Plans for communicating important protocol amendments to relevant parties (e.g., trial participants, ethical committees) {25}
All changes to the protocol are submitted to the relevant ethics committees for approval and will be entered into the study registry. Already randomized patients will have to sign an updated informed consent form. All deviations from the protocol will be fully documented and tracked using breach reporting forms to ensure the transparency and integrity of the protocol.
Dissemination plans {31a}
After completion of the study, the study management will submit the final report to all designated recipients within the applicable deadlines. The final report will be prepared in accordance with the ICH E3 guideline and the G-BA's specifications and will be submitted to the G-BA together with the statistical analysis plan.

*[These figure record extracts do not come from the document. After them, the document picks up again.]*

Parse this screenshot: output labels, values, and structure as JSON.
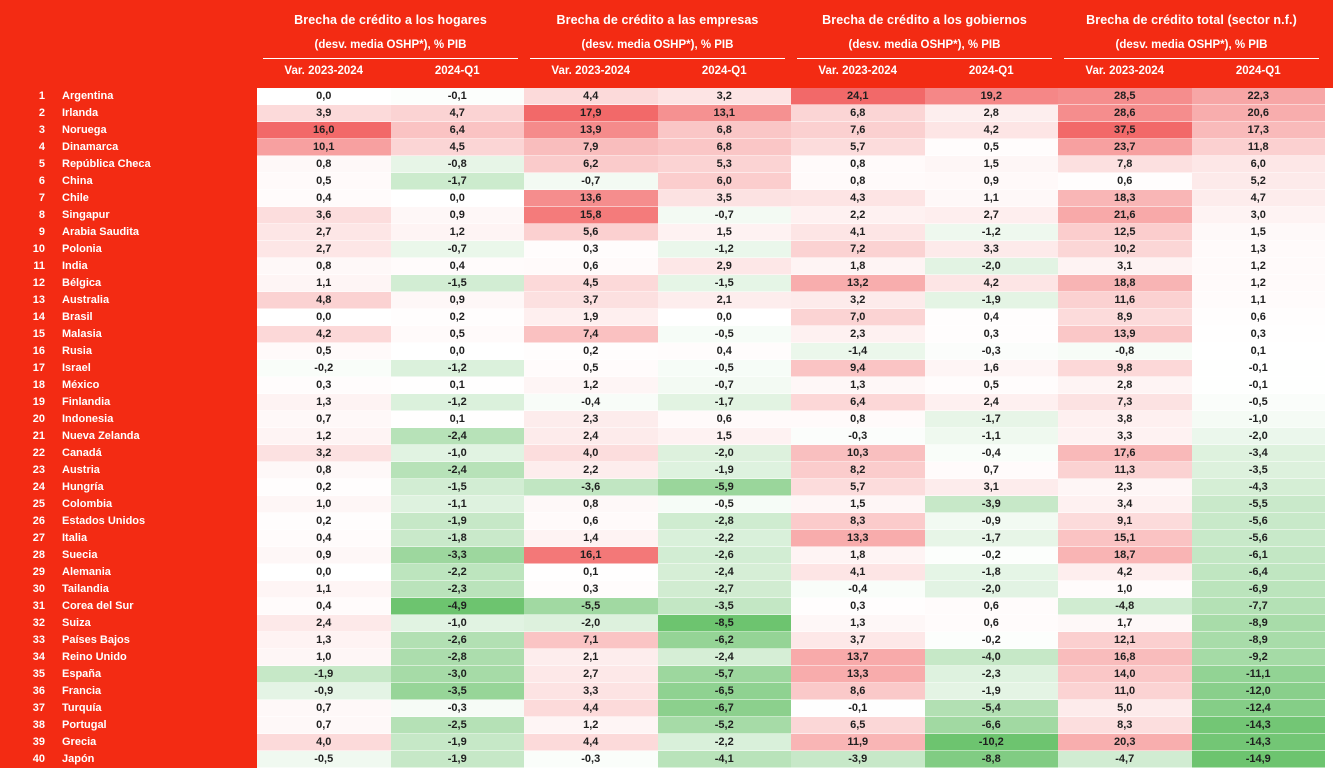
{
  "theme": {
    "brand_red": "#f32b13",
    "cell_red_max": "#f26969",
    "cell_green_min": "#6dc46f",
    "cell_neutral": "#ffffff",
    "header_text_color": "#ffffff",
    "value_text_color": "#1f1f1f"
  },
  "chart_data": {
    "type": "heatmap",
    "decimal_separator": ",",
    "color_scale": "per column-group: white at 0, full red at group max, full green at group min",
    "column_groups": [
      {
        "title": "Brecha de crédito a los hogares",
        "subtitle": "(desv. media OSHP*), % PIB",
        "columns": [
          "Var. 2023-2024",
          "2024-Q1"
        ]
      },
      {
        "title": "Brecha de crédito a las empresas",
        "subtitle": "(desv. media OSHP*), % PIB",
        "columns": [
          "Var. 2023-2024",
          "2024-Q1"
        ]
      },
      {
        "title": "Brecha de crédito a los gobiernos",
        "subtitle": "(desv. media OSHP*), % PIB",
        "columns": [
          "Var. 2023-2024",
          "2024-Q1"
        ]
      },
      {
        "title": "Brecha de crédito total (sector n.f.)",
        "subtitle": "(desv. media OSHP*), % PIB",
        "columns": [
          "Var. 2023-2024",
          "2024-Q1"
        ]
      }
    ],
    "rows": [
      {
        "rank": 1,
        "country": "Argentina",
        "values": [
          0.0,
          -0.1,
          4.4,
          3.2,
          24.1,
          19.2,
          28.5,
          22.3
        ]
      },
      {
        "rank": 2,
        "country": "Irlanda",
        "values": [
          3.9,
          4.7,
          17.9,
          13.1,
          6.8,
          2.8,
          28.6,
          20.6
        ]
      },
      {
        "rank": 3,
        "country": "Noruega",
        "values": [
          16.0,
          6.4,
          13.9,
          6.8,
          7.6,
          4.2,
          37.5,
          17.3
        ]
      },
      {
        "rank": 4,
        "country": "Dinamarca",
        "values": [
          10.1,
          4.5,
          7.9,
          6.8,
          5.7,
          0.5,
          23.7,
          11.8
        ]
      },
      {
        "rank": 5,
        "country": "República Checa",
        "values": [
          0.8,
          -0.8,
          6.2,
          5.3,
          0.8,
          1.5,
          7.8,
          6.0
        ]
      },
      {
        "rank": 6,
        "country": "China",
        "values": [
          0.5,
          -1.7,
          -0.7,
          6.0,
          0.8,
          0.9,
          0.6,
          5.2
        ]
      },
      {
        "rank": 7,
        "country": "Chile",
        "values": [
          0.4,
          0.0,
          13.6,
          3.5,
          4.3,
          1.1,
          18.3,
          4.7
        ]
      },
      {
        "rank": 8,
        "country": "Singapur",
        "values": [
          3.6,
          0.9,
          15.8,
          -0.7,
          2.2,
          2.7,
          21.6,
          3.0
        ]
      },
      {
        "rank": 9,
        "country": "Arabia Saudita",
        "values": [
          2.7,
          1.2,
          5.6,
          1.5,
          4.1,
          -1.2,
          12.5,
          1.5
        ]
      },
      {
        "rank": 10,
        "country": "Polonia",
        "values": [
          2.7,
          -0.7,
          0.3,
          -1.2,
          7.2,
          3.3,
          10.2,
          1.3
        ]
      },
      {
        "rank": 11,
        "country": "India",
        "values": [
          0.8,
          0.4,
          0.6,
          2.9,
          1.8,
          -2.0,
          3.1,
          1.2
        ]
      },
      {
        "rank": 12,
        "country": "Bélgica",
        "values": [
          1.1,
          -1.5,
          4.5,
          -1.5,
          13.2,
          4.2,
          18.8,
          1.2
        ]
      },
      {
        "rank": 13,
        "country": "Australia",
        "values": [
          4.8,
          0.9,
          3.7,
          2.1,
          3.2,
          -1.9,
          11.6,
          1.1
        ]
      },
      {
        "rank": 14,
        "country": "Brasil",
        "values": [
          0.0,
          0.2,
          1.9,
          0.0,
          7.0,
          0.4,
          8.9,
          0.6
        ]
      },
      {
        "rank": 15,
        "country": "Malasia",
        "values": [
          4.2,
          0.5,
          7.4,
          -0.5,
          2.3,
          0.3,
          13.9,
          0.3
        ]
      },
      {
        "rank": 16,
        "country": "Rusia",
        "values": [
          0.5,
          0.0,
          0.2,
          0.4,
          -1.4,
          -0.3,
          -0.8,
          0.1
        ]
      },
      {
        "rank": 17,
        "country": "Israel",
        "values": [
          -0.2,
          -1.2,
          0.5,
          -0.5,
          9.4,
          1.6,
          9.8,
          -0.1
        ]
      },
      {
        "rank": 18,
        "country": "México",
        "values": [
          0.3,
          0.1,
          1.2,
          -0.7,
          1.3,
          0.5,
          2.8,
          -0.1
        ]
      },
      {
        "rank": 19,
        "country": "Finlandia",
        "values": [
          1.3,
          -1.2,
          -0.4,
          -1.7,
          6.4,
          2.4,
          7.3,
          -0.5
        ]
      },
      {
        "rank": 20,
        "country": "Indonesia",
        "values": [
          0.7,
          0.1,
          2.3,
          0.6,
          0.8,
          -1.7,
          3.8,
          -1.0
        ]
      },
      {
        "rank": 21,
        "country": "Nueva Zelanda",
        "values": [
          1.2,
          -2.4,
          2.4,
          1.5,
          -0.3,
          -1.1,
          3.3,
          -2.0
        ]
      },
      {
        "rank": 22,
        "country": "Canadá",
        "values": [
          3.2,
          -1.0,
          4.0,
          -2.0,
          10.3,
          -0.4,
          17.6,
          -3.4
        ]
      },
      {
        "rank": 23,
        "country": "Austria",
        "values": [
          0.8,
          -2.4,
          2.2,
          -1.9,
          8.2,
          0.7,
          11.3,
          -3.5
        ]
      },
      {
        "rank": 24,
        "country": "Hungría",
        "values": [
          0.2,
          -1.5,
          -3.6,
          -5.9,
          5.7,
          3.1,
          2.3,
          -4.3
        ]
      },
      {
        "rank": 25,
        "country": "Colombia",
        "values": [
          1.0,
          -1.1,
          0.8,
          -0.5,
          1.5,
          -3.9,
          3.4,
          -5.5
        ]
      },
      {
        "rank": 26,
        "country": "Estados Unidos",
        "values": [
          0.2,
          -1.9,
          0.6,
          -2.8,
          8.3,
          -0.9,
          9.1,
          -5.6
        ]
      },
      {
        "rank": 27,
        "country": "Italia",
        "values": [
          0.4,
          -1.8,
          1.4,
          -2.2,
          13.3,
          -1.7,
          15.1,
          -5.6
        ]
      },
      {
        "rank": 28,
        "country": "Suecia",
        "values": [
          0.9,
          -3.3,
          16.1,
          -2.6,
          1.8,
          -0.2,
          18.7,
          -6.1
        ]
      },
      {
        "rank": 29,
        "country": "Alemania",
        "values": [
          0.0,
          -2.2,
          0.1,
          -2.4,
          4.1,
          -1.8,
          4.2,
          -6.4
        ]
      },
      {
        "rank": 30,
        "country": "Tailandia",
        "values": [
          1.1,
          -2.3,
          0.3,
          -2.7,
          -0.4,
          -2.0,
          1.0,
          -6.9
        ]
      },
      {
        "rank": 31,
        "country": "Corea del Sur",
        "values": [
          0.4,
          -4.9,
          -5.5,
          -3.5,
          0.3,
          0.6,
          -4.8,
          -7.7
        ]
      },
      {
        "rank": 32,
        "country": "Suiza",
        "values": [
          2.4,
          -1.0,
          -2.0,
          -8.5,
          1.3,
          0.6,
          1.7,
          -8.9
        ]
      },
      {
        "rank": 33,
        "country": "Países Bajos",
        "values": [
          1.3,
          -2.6,
          7.1,
          -6.2,
          3.7,
          -0.2,
          12.1,
          -8.9
        ]
      },
      {
        "rank": 34,
        "country": "Reino Unido",
        "values": [
          1.0,
          -2.8,
          2.1,
          -2.4,
          13.7,
          -4.0,
          16.8,
          -9.2
        ]
      },
      {
        "rank": 35,
        "country": "España",
        "values": [
          -1.9,
          -3.0,
          2.7,
          -5.7,
          13.3,
          -2.3,
          14.0,
          -11.1
        ]
      },
      {
        "rank": 36,
        "country": "Francia",
        "values": [
          -0.9,
          -3.5,
          3.3,
          -6.5,
          8.6,
          -1.9,
          11.0,
          -12.0
        ]
      },
      {
        "rank": 37,
        "country": "Turquía",
        "values": [
          0.7,
          -0.3,
          4.4,
          -6.7,
          -0.1,
          -5.4,
          5.0,
          -12.4
        ]
      },
      {
        "rank": 38,
        "country": "Portugal",
        "values": [
          0.7,
          -2.5,
          1.2,
          -5.2,
          6.5,
          -6.6,
          8.3,
          -14.3
        ]
      },
      {
        "rank": 39,
        "country": "Grecia",
        "values": [
          4.0,
          -1.9,
          4.4,
          -2.2,
          11.9,
          -10.2,
          20.3,
          -14.3
        ]
      },
      {
        "rank": 40,
        "country": "Japón",
        "values": [
          -0.5,
          -1.9,
          -0.3,
          -4.1,
          -3.9,
          -8.8,
          -4.7,
          -14.9
        ]
      }
    ]
  }
}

Publication of the results will be independent of the outcome. The results will be published in peer-reviewed international medical journals and presented at national and international conferences.
Discussion
The aim of this G-BA-funded study is to prove that in patients with non-unions, treatment with low-intensity pulsed ultrasound is not inferior to surgical intervention in terms of the fracture healing rate endpoint (non-inferiority question). Despite medical advances, non-unions occur in approximately 2–10% of all fractures and can affect up to 30% if certain risk factors are involved [1, 2]. To date, surgical revision has been the gold standard in the treatment non-union, with the surgical procedure depending on the type of non-union. The disadvantages of surgical intervention are re-hospitalizations associated with the operation as well as possible secondary diseases and side effects such as postoperative infections, anesthetic incidents and embolisms. A possible alternative to surgical revision for non-unions is treatment with LIPUS, although this is currently considered an individual health service and the benefits over surgery have not yet been shown in a comparative study with sufficient certainty of results.

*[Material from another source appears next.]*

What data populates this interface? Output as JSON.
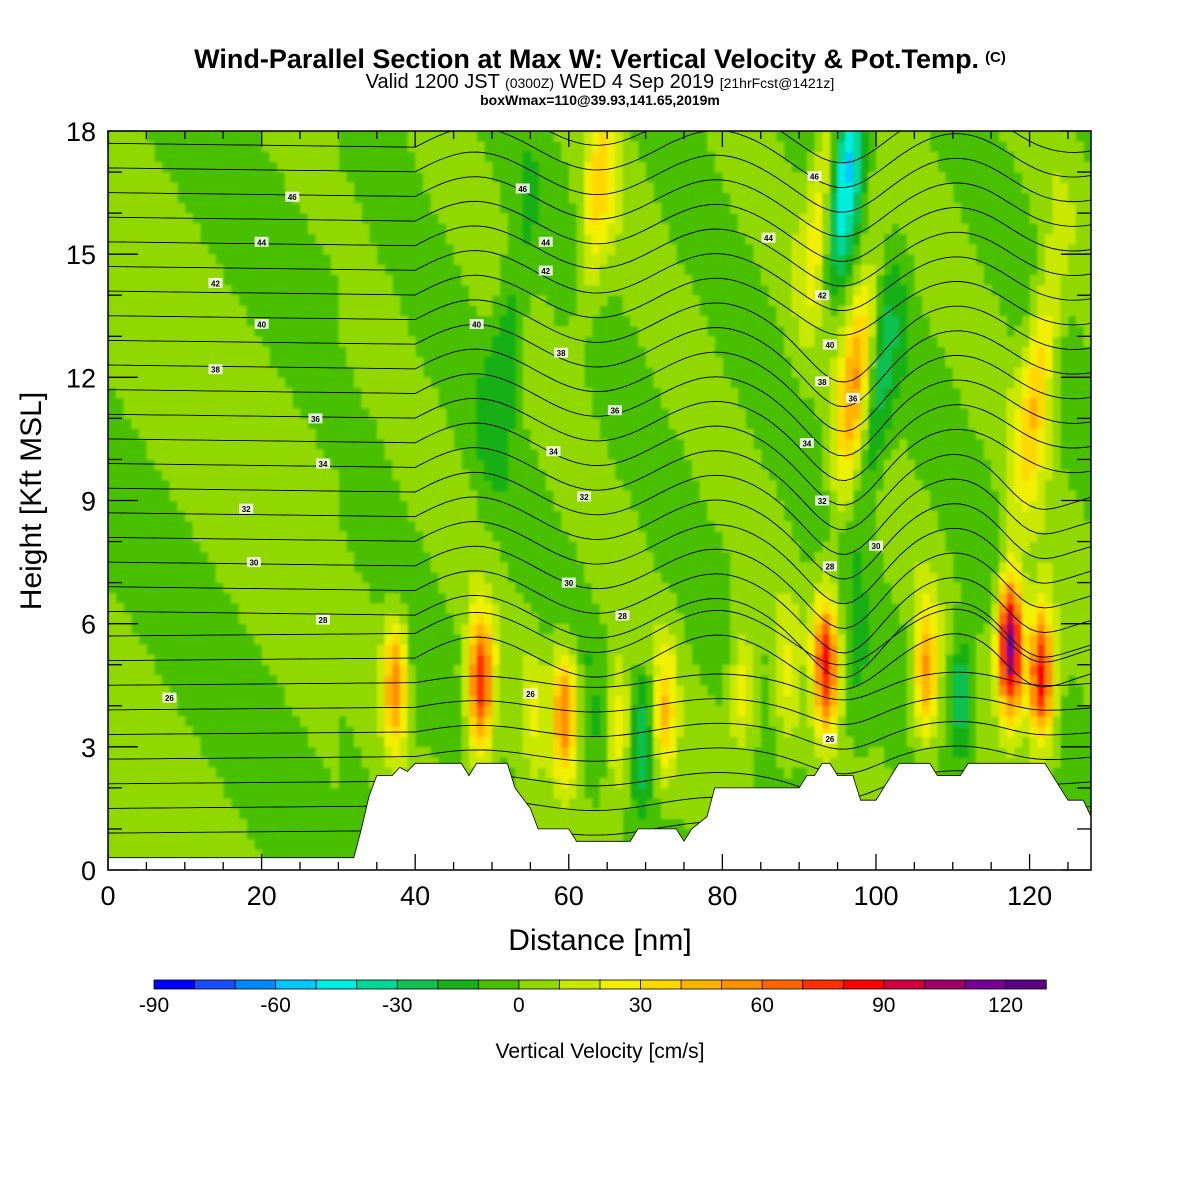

One of the strengths of our study lies in its design. The study will be conducted as an open, controlled and randomized study with 370 patients over 2 years at approximately 20 study sites. Blinding of patients and investigators is not possible due to the nature of the intervention. A possible bias will be significantly attenuated by the choice of an endpoint committee. To assess the primary endpoint (assessment of fracture healing), only the last available X-ray/CT image of the individual patients will be presented to the independent endpoint committee. This means that the assessor will not be able to draw any conclusions as to whether, for example, implants have been replaced, i.e. whether a surgery has taken place.

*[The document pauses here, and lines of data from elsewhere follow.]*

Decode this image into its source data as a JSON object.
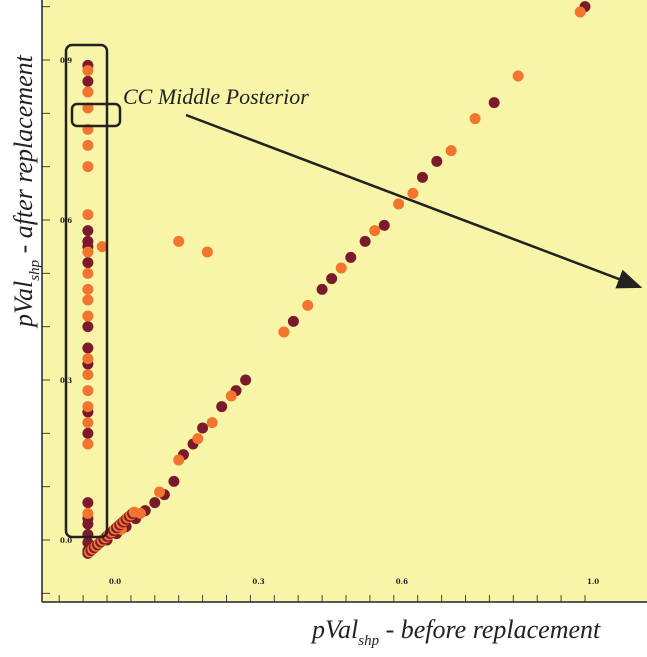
{
  "chart_data": {
    "type": "scatter",
    "xlabel": {
      "main": "pVal",
      "sub": "shp",
      "rest": " - before replacement"
    },
    "ylabel": {
      "main": "pVal",
      "sub": "shp",
      "rest": " - after replacement"
    },
    "xlim": [
      -0.13,
      1.05
    ],
    "ylim": [
      -0.14,
      1.0
    ],
    "x_ticks": [
      {
        "value": 0.0,
        "label": "0.0"
      },
      {
        "value": 0.3,
        "label": "0.3"
      },
      {
        "value": 0.6,
        "label": "0.6"
      },
      {
        "value": 1.0,
        "label": "1.0"
      }
    ],
    "y_ticks": [
      {
        "value": 0.0,
        "label": "0.0"
      },
      {
        "value": 0.3,
        "label": "0.3"
      },
      {
        "value": 0.6,
        "label": "0.6"
      },
      {
        "value": 0.9,
        "label": "0.9"
      }
    ],
    "grid": false,
    "background_color": "#f8f5a9",
    "series": [
      {
        "color": "#7a1a2c",
        "points": [
          [
            -0.04,
            0.89
          ],
          [
            -0.04,
            0.86
          ],
          [
            -0.04,
            0.58
          ],
          [
            -0.04,
            0.56
          ],
          [
            -0.04,
            0.55
          ],
          [
            -0.04,
            0.52
          ],
          [
            -0.04,
            0.4
          ],
          [
            -0.04,
            0.36
          ],
          [
            -0.04,
            0.33
          ],
          [
            -0.04,
            0.24
          ],
          [
            -0.04,
            0.2
          ],
          [
            -0.04,
            0.07
          ],
          [
            -0.04,
            0.04
          ],
          [
            -0.04,
            0.03
          ],
          [
            -0.04,
            0.01
          ],
          [
            -0.04,
            -0.005
          ],
          [
            -0.04,
            -0.02
          ],
          [
            0.0,
            0.0
          ],
          [
            0.02,
            0.012
          ],
          [
            0.04,
            0.025
          ],
          [
            0.06,
            0.04
          ],
          [
            0.08,
            0.055
          ],
          [
            0.1,
            0.07
          ],
          [
            0.12,
            0.085
          ],
          [
            0.14,
            0.11
          ],
          [
            0.16,
            0.16
          ],
          [
            0.18,
            0.18
          ],
          [
            0.2,
            0.21
          ],
          [
            0.24,
            0.25
          ],
          [
            0.27,
            0.28
          ],
          [
            0.29,
            0.3
          ],
          [
            0.39,
            0.41
          ],
          [
            0.45,
            0.47
          ],
          [
            0.47,
            0.49
          ],
          [
            0.51,
            0.53
          ],
          [
            0.54,
            0.56
          ],
          [
            0.58,
            0.59
          ],
          [
            0.66,
            0.68
          ],
          [
            0.69,
            0.71
          ],
          [
            0.81,
            0.82
          ],
          [
            1.0,
            1.0
          ]
        ]
      },
      {
        "color": "#f2742d",
        "points": [
          [
            -0.04,
            0.88
          ],
          [
            -0.04,
            0.84
          ],
          [
            -0.04,
            0.81
          ],
          [
            -0.04,
            0.77
          ],
          [
            -0.04,
            0.74
          ],
          [
            -0.04,
            0.7
          ],
          [
            -0.04,
            0.61
          ],
          [
            -0.04,
            0.54
          ],
          [
            -0.04,
            0.5
          ],
          [
            -0.04,
            0.47
          ],
          [
            -0.04,
            0.45
          ],
          [
            -0.04,
            0.42
          ],
          [
            -0.04,
            0.34
          ],
          [
            -0.04,
            0.31
          ],
          [
            -0.04,
            0.28
          ],
          [
            -0.04,
            0.25
          ],
          [
            -0.04,
            0.22
          ],
          [
            -0.04,
            0.18
          ],
          [
            -0.04,
            0.05
          ],
          [
            -0.01,
            0.55
          ],
          [
            0.15,
            0.56
          ],
          [
            0.21,
            0.54
          ],
          [
            0.03,
            0.02
          ],
          [
            0.07,
            0.05
          ],
          [
            0.11,
            0.09
          ],
          [
            0.15,
            0.15
          ],
          [
            0.19,
            0.19
          ],
          [
            0.22,
            0.22
          ],
          [
            0.26,
            0.27
          ],
          [
            0.37,
            0.39
          ],
          [
            0.42,
            0.44
          ],
          [
            0.49,
            0.51
          ],
          [
            0.56,
            0.58
          ],
          [
            0.61,
            0.63
          ],
          [
            0.64,
            0.65
          ],
          [
            0.72,
            0.73
          ],
          [
            0.77,
            0.79
          ],
          [
            0.86,
            0.87
          ],
          [
            0.99,
            0.99
          ]
        ]
      }
    ],
    "annotations": [
      {
        "text": "CC Middle Posterior"
      }
    ]
  }
}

To improve the accuracy and reliability of the study, a approved and CE-marked ultrasound device will be used, which has been used for the treatment of non-unions for several years. Furthermore, the device allows compliance control in the implementation of the treatment for the individual patients. In addition, the SF-12, DASH and LEFS questionnaires are widely used and validated. If non-inferiority of LIPUS compared to standard therapy (surgical revision) is proven in this study, patients with non-unions will have a choice of both invasive and non-invasive/non-surgical therapy methods in the future. The costs for LIPUS treatment should also be covered by health insurance companies in the future if non-inferiority is proven. This would be particularly beneficial for patients with other pre-existing conditions and with an increased risk of anesthesia, as well as for patients who refuse surgery for other reasons.